Sin embargo, y a pesar de esta evidencia absolutamente fundamental para entender y contextualizar todo lo que está ocurriendo en esa parte del mundo, la inmensa mayoría de los medios de comunicación españoles —incluyendo a los de la progresía mediática y con la honrosa excepción de algunos digitales de izquierdas— son incapaces de utilizar la palabra de forma directa. Como ha desgranado en detalle Manu Levin en el último capítulo de La Base, solamente imprimen la palabra apartheid en sus titulares si se trata de un entrecomillado que pone en boca de otro, si hablamos del título de un artículo de opinión de una firma invitada o, si hablamos de una pieza informativa, la escriben entre comillas: “apartheid”. ¿Se imaginan ustedes que los medios españoles escribiesen «terrorista» entre comillas para referirse a Hamás —al fin y al cabo, ni Suiza ni Noruega lo consideran un grupo terrorista— o que escribiesen «democracia» entre comillas para referirse a Israel, toda vez que se trata de un Estado que asesina periodistas y cierra televisiones? Y puede parecer una mera cuestión de lenguaje pero es evidente hacia qué lado se inclina el doble rasero, y también es evidente que es imposible detener las aberraciones si se evita llamarlas por su nombre.

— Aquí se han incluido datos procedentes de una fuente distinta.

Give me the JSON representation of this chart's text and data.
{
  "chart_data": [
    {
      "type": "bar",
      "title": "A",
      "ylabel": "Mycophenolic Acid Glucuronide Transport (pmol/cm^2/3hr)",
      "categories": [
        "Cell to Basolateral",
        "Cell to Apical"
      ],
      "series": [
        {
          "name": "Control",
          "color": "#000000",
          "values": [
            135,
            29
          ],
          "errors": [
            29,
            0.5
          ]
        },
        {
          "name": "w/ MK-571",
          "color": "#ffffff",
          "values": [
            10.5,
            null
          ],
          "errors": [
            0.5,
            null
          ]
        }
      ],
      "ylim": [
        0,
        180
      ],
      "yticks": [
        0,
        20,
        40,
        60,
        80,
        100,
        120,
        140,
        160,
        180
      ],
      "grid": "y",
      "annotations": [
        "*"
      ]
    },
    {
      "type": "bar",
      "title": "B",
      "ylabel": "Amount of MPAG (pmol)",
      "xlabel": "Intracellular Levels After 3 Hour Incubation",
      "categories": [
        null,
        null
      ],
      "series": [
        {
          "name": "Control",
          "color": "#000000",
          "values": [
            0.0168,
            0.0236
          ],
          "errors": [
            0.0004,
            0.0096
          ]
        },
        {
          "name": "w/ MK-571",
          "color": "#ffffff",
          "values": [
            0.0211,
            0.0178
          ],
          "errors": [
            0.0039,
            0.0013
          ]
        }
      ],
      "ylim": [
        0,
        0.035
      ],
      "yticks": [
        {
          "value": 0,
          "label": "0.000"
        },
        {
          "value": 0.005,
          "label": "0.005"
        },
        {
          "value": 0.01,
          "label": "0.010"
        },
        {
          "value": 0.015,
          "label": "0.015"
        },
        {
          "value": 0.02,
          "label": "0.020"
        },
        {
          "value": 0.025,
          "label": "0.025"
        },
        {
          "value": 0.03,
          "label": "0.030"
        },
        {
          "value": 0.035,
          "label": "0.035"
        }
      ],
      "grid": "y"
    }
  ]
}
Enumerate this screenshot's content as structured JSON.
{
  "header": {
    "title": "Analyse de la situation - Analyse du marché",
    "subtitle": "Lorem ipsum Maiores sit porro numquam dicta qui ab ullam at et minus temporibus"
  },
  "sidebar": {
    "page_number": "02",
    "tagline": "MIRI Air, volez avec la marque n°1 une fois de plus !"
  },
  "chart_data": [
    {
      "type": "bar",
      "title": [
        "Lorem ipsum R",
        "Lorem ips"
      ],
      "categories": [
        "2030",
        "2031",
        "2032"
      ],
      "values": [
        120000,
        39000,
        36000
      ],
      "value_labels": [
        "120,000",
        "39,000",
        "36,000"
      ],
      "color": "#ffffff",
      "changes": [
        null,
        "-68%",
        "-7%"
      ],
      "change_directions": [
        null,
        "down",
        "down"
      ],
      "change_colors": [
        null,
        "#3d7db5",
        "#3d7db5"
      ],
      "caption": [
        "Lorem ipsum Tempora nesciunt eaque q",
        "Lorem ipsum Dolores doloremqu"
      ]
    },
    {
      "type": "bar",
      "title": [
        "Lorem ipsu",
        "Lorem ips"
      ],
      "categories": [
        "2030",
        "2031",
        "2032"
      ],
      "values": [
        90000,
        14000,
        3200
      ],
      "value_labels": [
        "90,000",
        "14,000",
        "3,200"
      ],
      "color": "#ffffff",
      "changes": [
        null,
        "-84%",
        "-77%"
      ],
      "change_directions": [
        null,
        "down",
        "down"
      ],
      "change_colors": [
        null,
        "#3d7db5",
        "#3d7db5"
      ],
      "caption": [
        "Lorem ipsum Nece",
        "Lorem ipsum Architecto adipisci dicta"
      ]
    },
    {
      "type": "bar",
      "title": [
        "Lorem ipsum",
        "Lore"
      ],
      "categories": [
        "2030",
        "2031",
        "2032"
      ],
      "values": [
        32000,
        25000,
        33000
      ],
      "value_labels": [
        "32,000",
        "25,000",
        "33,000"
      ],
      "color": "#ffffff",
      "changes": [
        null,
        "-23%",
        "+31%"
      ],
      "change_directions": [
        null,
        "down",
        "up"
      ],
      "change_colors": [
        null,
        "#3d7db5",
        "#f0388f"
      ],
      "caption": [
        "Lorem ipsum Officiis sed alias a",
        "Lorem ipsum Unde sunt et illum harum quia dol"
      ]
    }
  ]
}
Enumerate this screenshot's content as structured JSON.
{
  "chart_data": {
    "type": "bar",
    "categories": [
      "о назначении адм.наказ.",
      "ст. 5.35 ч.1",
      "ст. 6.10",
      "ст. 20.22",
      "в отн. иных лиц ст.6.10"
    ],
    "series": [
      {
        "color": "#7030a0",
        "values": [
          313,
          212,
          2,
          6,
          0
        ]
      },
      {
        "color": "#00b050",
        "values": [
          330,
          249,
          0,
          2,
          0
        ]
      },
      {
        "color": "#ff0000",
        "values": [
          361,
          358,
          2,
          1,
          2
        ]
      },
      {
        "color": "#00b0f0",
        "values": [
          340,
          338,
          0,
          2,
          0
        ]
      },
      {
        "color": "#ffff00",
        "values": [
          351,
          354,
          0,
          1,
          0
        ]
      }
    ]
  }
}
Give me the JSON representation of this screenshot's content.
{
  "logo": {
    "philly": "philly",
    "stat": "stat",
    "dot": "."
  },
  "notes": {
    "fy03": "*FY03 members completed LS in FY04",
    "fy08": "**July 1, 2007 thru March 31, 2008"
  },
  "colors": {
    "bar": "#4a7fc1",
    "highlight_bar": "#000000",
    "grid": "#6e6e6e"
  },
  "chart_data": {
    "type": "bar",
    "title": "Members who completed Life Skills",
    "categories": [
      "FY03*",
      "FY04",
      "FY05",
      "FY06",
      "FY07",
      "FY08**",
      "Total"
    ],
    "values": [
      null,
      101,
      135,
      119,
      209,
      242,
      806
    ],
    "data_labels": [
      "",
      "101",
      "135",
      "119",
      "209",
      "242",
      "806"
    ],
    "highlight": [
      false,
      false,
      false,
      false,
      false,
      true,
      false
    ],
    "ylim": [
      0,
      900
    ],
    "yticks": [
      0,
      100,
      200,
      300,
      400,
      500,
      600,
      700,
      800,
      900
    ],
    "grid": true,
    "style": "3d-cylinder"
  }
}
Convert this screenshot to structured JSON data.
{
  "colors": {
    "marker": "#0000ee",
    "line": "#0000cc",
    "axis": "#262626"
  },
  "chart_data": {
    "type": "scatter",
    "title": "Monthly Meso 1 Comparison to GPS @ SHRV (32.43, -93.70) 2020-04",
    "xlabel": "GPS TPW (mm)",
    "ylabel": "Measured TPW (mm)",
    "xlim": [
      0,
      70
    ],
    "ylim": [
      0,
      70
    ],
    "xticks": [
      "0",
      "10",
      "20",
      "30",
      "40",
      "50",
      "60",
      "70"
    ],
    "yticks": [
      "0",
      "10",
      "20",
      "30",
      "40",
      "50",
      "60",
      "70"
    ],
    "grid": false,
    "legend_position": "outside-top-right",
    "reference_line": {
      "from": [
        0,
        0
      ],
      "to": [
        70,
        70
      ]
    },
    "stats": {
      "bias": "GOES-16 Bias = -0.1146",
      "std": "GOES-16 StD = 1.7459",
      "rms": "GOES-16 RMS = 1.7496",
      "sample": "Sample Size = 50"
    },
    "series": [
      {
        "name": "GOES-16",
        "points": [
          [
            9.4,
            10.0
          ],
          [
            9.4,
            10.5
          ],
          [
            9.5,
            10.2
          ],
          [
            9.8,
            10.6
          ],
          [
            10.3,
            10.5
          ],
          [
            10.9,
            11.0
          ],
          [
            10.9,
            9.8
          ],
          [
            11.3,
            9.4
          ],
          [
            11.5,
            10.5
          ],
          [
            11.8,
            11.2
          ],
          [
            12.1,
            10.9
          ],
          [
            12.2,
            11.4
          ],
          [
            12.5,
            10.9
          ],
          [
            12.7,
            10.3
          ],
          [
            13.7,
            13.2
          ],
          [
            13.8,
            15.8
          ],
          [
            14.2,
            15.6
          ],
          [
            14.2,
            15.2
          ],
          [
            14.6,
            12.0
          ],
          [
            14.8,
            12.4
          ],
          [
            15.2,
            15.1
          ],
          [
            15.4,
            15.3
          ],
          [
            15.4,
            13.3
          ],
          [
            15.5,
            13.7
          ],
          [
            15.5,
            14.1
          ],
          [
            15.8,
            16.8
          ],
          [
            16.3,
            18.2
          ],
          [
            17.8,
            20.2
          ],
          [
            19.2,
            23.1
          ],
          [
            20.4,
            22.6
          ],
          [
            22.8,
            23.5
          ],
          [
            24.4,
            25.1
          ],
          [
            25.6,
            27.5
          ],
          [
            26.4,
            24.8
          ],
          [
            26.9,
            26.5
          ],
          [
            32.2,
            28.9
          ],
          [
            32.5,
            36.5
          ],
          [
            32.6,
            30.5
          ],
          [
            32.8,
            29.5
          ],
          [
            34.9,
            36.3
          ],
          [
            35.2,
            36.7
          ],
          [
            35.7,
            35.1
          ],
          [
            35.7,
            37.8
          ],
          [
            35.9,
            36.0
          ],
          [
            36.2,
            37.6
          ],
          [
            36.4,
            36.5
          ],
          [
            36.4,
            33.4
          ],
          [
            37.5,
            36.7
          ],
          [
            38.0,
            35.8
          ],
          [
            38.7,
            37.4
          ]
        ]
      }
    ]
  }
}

El problema de la corrupción periodística —extendida como una gangrena en España— es que, cuando estamos ante crímenes de guerra y delitos de lesa humanidad, sus efectos van más allá de la difamación, la manipulación, la intoxicación y la propagación de la mentira. Cuando contemplamos los más de 6000 palestinos que el ejército de Israel ha asesinado en apenas 20 días —más de 2000 de ellos, niños—, la equidistancia de aquellos que escriben «apartheid» o «genocidio» entre comillas es complicidad con el horror. Y pueden ustedes estar seguros de que, aquí, no vamos a dejar de denunciarlo.